Index: include/llvm/CodeGen/TargetLowering.h
===================================================================
--- include/llvm/CodeGen/TargetLowering.h
+++ include/llvm/CodeGen/TargetLowering.h
@@ -3495,6 +3495,12 @@
                     bool IsAfterLegalization,
                     SmallVectorImpl<SDNode *> &Created) const;
 
+  //===--------------------------------------------------------------------===//
+  // REM equality fold
+  //
+  SDValue BuildREMEqFold(SDNode *N, SDNode *CondNode,
+                         SelectionDAG &DAG, std::vector<SDNode *> &Created) const;
+
   /// Targets may override this function to provide custom SDIV lowering for
   /// power-of-2 denominators.  If the target returns an empty SDValue, LLVM
   /// assumes SDIV is expensive and replaces it with a series of other integer
Index: lib/CodeGen/SelectionDAG/DAGCombiner.cpp
===================================================================
--- lib/CodeGen/SelectionDAG/DAGCombiner.cpp
+++ lib/CodeGen/SelectionDAG/DAGCombiner.cpp
@@ -431,6 +431,7 @@
     SDValue BuildSDIV(SDNode *N);
     SDValue BuildSDIVPow2(SDNode *N);
     SDValue BuildUDIV(SDNode *N);
+    SDValue BuildREMEqFold(SDNode *REMNode, SDNode *CondNode);
     SDValue BuildLogBase2(SDValue V, const SDLoc &DL);
     SDValue BuildReciprocalEstimate(SDValue Op, SDNodeFlags Flags);
     SDValue buildRsqrtEstimate(SDValue Op, SDNodeFlags Flags);
@@ -3368,6 +3369,33 @@
     }
   }
 
+  // fold (rem lhs, rhs) -> lhs when |lhs| < |rhs|
+  // FIXME: this optimization is otherwise missed if BuildREMEqFold succeeds.

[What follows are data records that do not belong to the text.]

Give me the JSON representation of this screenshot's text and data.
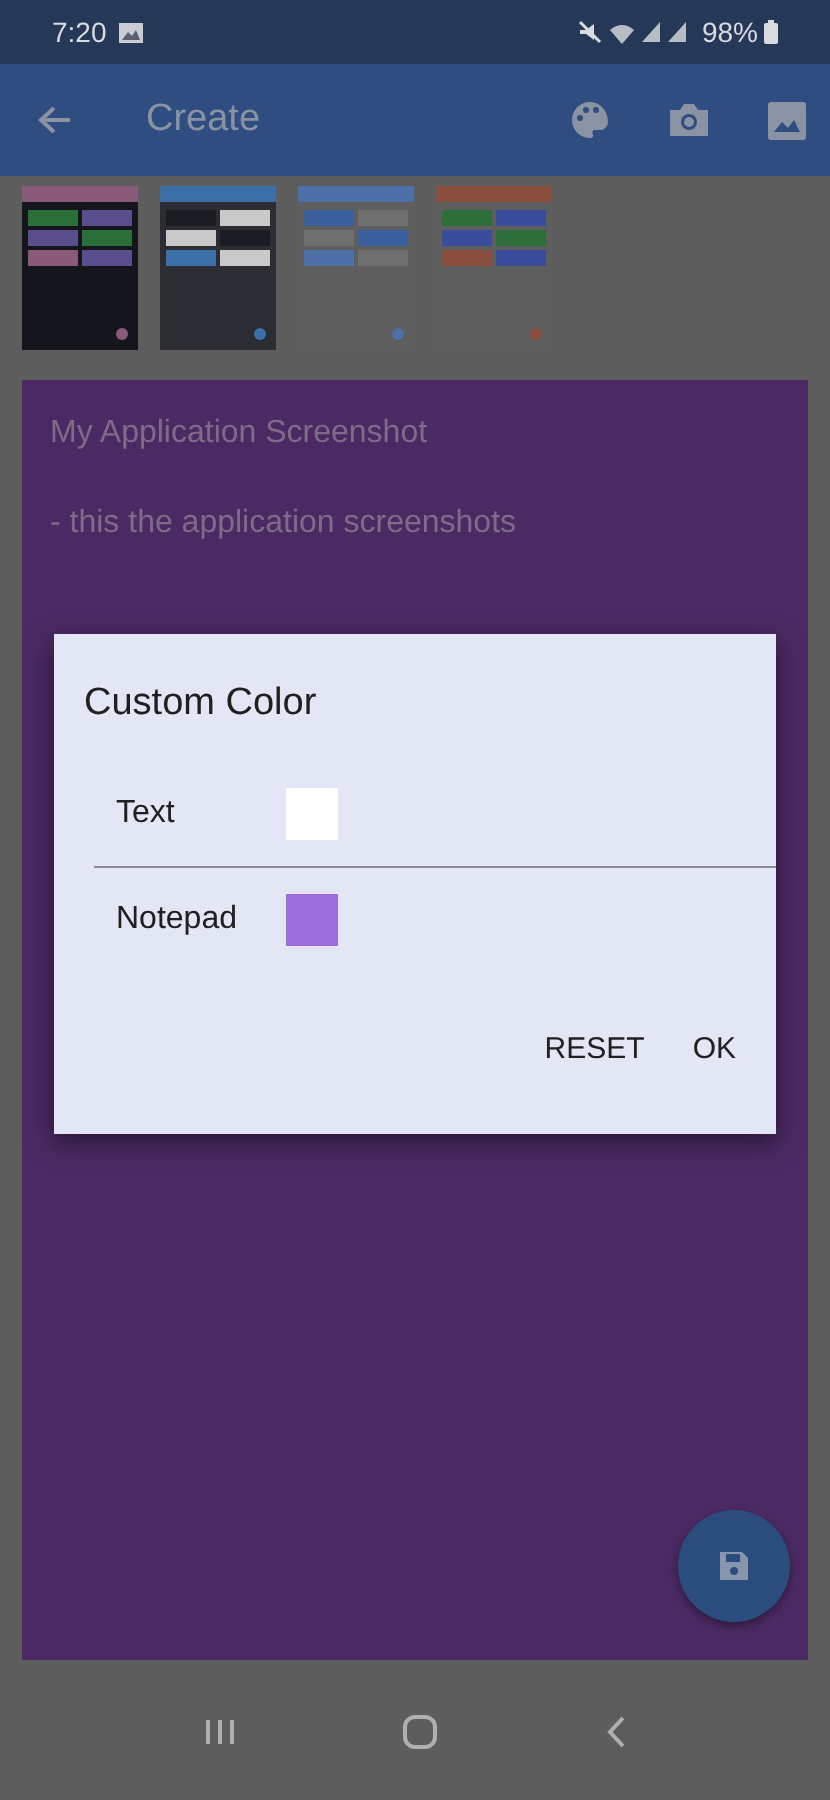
{
  "status_bar": {
    "time": "7:20",
    "battery": "98%"
  },
  "toolbar": {
    "title": "Create"
  },
  "note": {
    "title": "My Application Screenshot",
    "body": "- this the application screenshots"
  },
  "dialog": {
    "title": "Custom Color",
    "items": [
      {
        "label": "Text",
        "color": "#ffffff"
      },
      {
        "label": "Notepad",
        "color": "#9c6fdc"
      }
    ],
    "buttons": [
      "RESET",
      "OK"
    ]
  }
}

+  // Ref: test1 in test/CodeGen/X86/jump_sign.ll
+  if (N1C) {
+    KnownBits LHSBits;
+    DAG.computeKnownBits(N0, LHSBits);
+    LHSBits.makeNonNegative();
+    unsigned TypeWidth = N0.getValueSizeInBits();
+    unsigned LeadingZeros = LHSBits.countMinLeadingZeros();
+    APInt N1Value = N1C->getAPIntValue();
+    // If the possibly nonzero part of LHS is wider than RHS,
+    // we cannot conclude |LHS| < |RHS|
+    if (TypeWidth - LeadingZeros < N1Value.getBitWidth()) {
+      APInt LHSMaxValue(N1Value.getBitWidth(), 0);
+      LHSMaxValue.setLowBits(TypeWidth - LeadingZeros);
+      N1Value.clearSignBit();
+      // If |LHS| < |RHS|, the remainder is just LHS.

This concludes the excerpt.